You can't include an IRI in an HTML4 document; the type of attributes like href
is defined as URI and not IRI. Some browsers will handle an IRI here anyway, but it's not really a good idea.
To encode an IRI into a URI, take the path and query parts, UTF-8-encode them then percent-encode the non-ASCII bytes:
http://www.example.com/d%C3%BCsseldorf?neighbourhood=L%C3%B6rick
If there are non-ASCII characters in the hostname part of the IRI, eg. http://例え.テスト/
, they have be encoded using Punycode instead.

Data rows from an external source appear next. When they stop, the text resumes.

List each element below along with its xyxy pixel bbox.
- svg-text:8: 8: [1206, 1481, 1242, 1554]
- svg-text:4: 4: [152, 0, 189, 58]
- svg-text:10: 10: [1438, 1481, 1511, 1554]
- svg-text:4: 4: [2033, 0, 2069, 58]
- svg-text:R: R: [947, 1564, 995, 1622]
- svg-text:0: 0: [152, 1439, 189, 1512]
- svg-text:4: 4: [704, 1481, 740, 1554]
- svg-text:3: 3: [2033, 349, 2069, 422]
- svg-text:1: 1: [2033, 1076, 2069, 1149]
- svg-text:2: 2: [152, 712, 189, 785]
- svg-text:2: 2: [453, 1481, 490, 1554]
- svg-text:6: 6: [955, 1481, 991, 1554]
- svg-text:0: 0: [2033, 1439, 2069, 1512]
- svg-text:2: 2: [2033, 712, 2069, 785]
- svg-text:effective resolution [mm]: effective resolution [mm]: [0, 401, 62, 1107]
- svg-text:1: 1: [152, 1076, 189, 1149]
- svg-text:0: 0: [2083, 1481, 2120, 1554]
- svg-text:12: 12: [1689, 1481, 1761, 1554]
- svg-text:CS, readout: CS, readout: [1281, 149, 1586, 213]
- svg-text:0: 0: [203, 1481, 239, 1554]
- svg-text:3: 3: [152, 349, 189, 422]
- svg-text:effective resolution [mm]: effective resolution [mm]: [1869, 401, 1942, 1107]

Now you have a URI. It's an ugly URI. But most browsers will hide that for you: copy and paste it into the address bar or follow it in a link and you'll see it displayed with the original Unicode characters. Wikipedia have been using this for years, eg.:
http://en.wikipedia.org/wiki/ɸ
The one browser whose behaviour is unpredictable and doesn't always display the pretty IRI version is...
...well, you know.
Use percent encoding. Modern browsers will take care of display & paste issues and make it human-readable. E. g. http://ko.wikipedia.org/wiki/위키백과:대문
Edit: when you copy such an url in Firefox, the clipboard will hold the percent-encoded form (which is usually a good thing), but if you copy only a part of it, it will remain unencoded.